With the death and resurrection of Jesus, we must realize that something significant has happened... something more significant than simply Jesus Christ again having breath in his lungs. We need to realize the words of Jesus - that the kingdom of God is at hand. While we can talk about and acknowledge that the kingdom is not fully at hand at this time, it is perhaps the gauntlet of the gospel.
Without Jesus proclaiming that a new reality is at hand, we are simply left with a gospel message that offers little hope to the brokenness, emptiness, and pain among God's creation -- pain that lives in the hearts, minds, and bellies of billions of people who populate this planet.
So, let us get to the task at hand and proclaim the gospel with our lives, with our minds, with all that we are and do. Let us speak and write to one another using such language as "grace & peace to you." Let also expect it in return... probably not from our critics, but for this we can also hope; for the kingdom of God is at hand.

3 comments:

Anonymous said...

Did you mean to say that atonement was only part of what was happening on the cross?

I would say that the atonement lies at the heart of our hope for the next life and our transformed hearts and lives in the present life.

Jonathan Dance

randy buist said...

I am not discounting the atonement, but it is only part of the story. When we look at the gospels, Jesus doesn't really talk much about the atonement. It's obviously a part of the story as we get it so often from the Apostle Paul.

With that said, Jesus talks about the kingdom of God, about a different way of being human. Things significantly change with the arrival of Jesus, and it is't just the forgiveness of sins.

It's my take that most evangelical Christians 'get' the atonement thing, but they fail to 'get' the kingdom thing as having any sort of present reality.

If we are true to the words of Jesus, it isn't simply the death and resurrection of Jesus that matters. Following Jesus requires that we have align our lives to the ways of God as taught by the Son and the Spirit.

Caring for our neighbor becomes central to the ways of Jesus when we 'get' the kingdom. When salvation is about our sins begin forgiven, we still give ourselves the permission to bow to other gods.

Honestly, if our hearts were chasing after the things of God in terms of this health care debate... I don't care how we would get it done, but as followers of Jesus we should all agree that doctors should be accessible to 'our neighbors' as defined by the biblical text rather than starting the conversation by talking about money...

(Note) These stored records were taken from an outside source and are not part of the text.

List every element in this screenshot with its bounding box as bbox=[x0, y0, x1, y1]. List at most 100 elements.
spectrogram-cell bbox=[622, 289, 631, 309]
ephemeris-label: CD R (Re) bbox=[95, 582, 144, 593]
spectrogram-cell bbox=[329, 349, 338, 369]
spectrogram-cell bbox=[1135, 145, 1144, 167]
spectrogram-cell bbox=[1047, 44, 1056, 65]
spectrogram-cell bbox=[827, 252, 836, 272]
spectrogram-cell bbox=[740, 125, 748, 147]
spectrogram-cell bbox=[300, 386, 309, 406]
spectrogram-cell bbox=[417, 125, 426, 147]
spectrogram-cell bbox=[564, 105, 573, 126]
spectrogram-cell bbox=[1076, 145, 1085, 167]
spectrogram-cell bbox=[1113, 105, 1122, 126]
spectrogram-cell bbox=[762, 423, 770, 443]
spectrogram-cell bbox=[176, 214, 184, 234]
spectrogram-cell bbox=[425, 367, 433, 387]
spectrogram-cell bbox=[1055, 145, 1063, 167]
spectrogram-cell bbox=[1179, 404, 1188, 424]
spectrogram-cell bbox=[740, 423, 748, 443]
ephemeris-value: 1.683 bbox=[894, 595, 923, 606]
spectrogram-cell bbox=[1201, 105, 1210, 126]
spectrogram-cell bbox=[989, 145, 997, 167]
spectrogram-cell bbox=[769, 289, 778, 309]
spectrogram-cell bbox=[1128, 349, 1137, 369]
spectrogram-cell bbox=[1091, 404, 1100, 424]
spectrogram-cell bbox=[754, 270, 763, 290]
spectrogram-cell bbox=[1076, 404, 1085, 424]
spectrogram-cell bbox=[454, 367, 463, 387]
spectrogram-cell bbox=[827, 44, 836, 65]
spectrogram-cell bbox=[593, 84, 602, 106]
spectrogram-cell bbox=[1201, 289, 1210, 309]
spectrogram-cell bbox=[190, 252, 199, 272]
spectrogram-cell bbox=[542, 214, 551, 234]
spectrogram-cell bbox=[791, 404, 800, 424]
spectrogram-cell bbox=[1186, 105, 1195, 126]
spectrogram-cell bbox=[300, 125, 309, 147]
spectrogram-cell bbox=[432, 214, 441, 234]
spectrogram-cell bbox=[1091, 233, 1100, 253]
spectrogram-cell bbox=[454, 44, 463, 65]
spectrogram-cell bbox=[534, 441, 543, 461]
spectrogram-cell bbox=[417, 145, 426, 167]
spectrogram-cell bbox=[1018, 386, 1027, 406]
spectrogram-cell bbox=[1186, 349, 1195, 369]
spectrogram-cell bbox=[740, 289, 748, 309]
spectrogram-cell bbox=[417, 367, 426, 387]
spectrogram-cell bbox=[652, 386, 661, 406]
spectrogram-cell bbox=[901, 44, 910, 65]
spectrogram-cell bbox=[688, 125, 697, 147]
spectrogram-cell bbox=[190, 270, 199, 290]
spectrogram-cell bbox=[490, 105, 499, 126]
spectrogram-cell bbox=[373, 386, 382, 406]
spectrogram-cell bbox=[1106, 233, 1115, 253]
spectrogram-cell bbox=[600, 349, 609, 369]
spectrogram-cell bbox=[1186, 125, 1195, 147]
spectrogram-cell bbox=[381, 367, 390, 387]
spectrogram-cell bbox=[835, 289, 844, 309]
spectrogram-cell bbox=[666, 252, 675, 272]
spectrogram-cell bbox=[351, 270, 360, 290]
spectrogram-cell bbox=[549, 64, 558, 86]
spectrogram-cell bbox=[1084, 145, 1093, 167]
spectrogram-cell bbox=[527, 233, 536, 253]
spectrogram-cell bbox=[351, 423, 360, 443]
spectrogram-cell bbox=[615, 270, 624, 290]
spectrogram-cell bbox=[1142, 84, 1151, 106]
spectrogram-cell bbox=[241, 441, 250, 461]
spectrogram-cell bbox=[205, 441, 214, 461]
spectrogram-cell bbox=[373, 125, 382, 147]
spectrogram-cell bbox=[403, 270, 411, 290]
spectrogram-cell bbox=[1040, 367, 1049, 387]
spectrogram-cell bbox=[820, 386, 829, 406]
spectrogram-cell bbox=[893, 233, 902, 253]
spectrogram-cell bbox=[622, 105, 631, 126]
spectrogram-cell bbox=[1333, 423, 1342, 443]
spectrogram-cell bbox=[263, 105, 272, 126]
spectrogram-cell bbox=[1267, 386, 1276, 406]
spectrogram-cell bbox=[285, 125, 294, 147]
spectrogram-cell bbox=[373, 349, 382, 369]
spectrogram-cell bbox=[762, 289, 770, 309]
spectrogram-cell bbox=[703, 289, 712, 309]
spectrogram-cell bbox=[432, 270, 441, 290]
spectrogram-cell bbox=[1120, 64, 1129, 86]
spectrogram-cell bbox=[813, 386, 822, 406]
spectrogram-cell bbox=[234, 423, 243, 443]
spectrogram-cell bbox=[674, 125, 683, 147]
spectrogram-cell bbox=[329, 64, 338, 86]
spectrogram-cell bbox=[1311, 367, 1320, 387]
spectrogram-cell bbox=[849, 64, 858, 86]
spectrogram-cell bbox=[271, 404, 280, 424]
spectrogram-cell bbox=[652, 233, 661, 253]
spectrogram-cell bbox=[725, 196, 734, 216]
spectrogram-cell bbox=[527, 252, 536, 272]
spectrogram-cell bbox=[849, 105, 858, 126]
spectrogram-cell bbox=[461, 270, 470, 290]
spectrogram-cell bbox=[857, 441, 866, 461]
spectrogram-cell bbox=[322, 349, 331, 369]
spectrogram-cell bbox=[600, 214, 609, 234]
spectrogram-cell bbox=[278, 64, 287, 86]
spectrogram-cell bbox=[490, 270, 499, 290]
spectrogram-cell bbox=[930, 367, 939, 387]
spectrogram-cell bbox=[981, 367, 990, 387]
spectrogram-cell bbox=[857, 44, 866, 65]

So, I'm not convinced that people who get the atonement necessarily get what it means to live in the kingdom/under the lordship of Yahweh.

Anonymous said...

On the atonement issue I think you missed my point. I agree with what you said about Christ bringing the reality of the Kingdom of God into this world here and now and that we as his followers are to do the same. That is not what I am questioning.

My point is that our/my ability to follow Jesus is rooted in the atonement, in redemption (of my own soul and of all of creation), in the death and resurrection of Christ. If Jesus didn't die and rise, how can I hope to die and rise? That is, die and rise through physical death and resurrection AND through the death and resurrection which opens my heart to others, to their needs, and to the live God calls me to live.

Splitting the calling of follow Jesus in this life apart from the atonement is a false split. The atonement lies at the heart and root of this life and the life to come.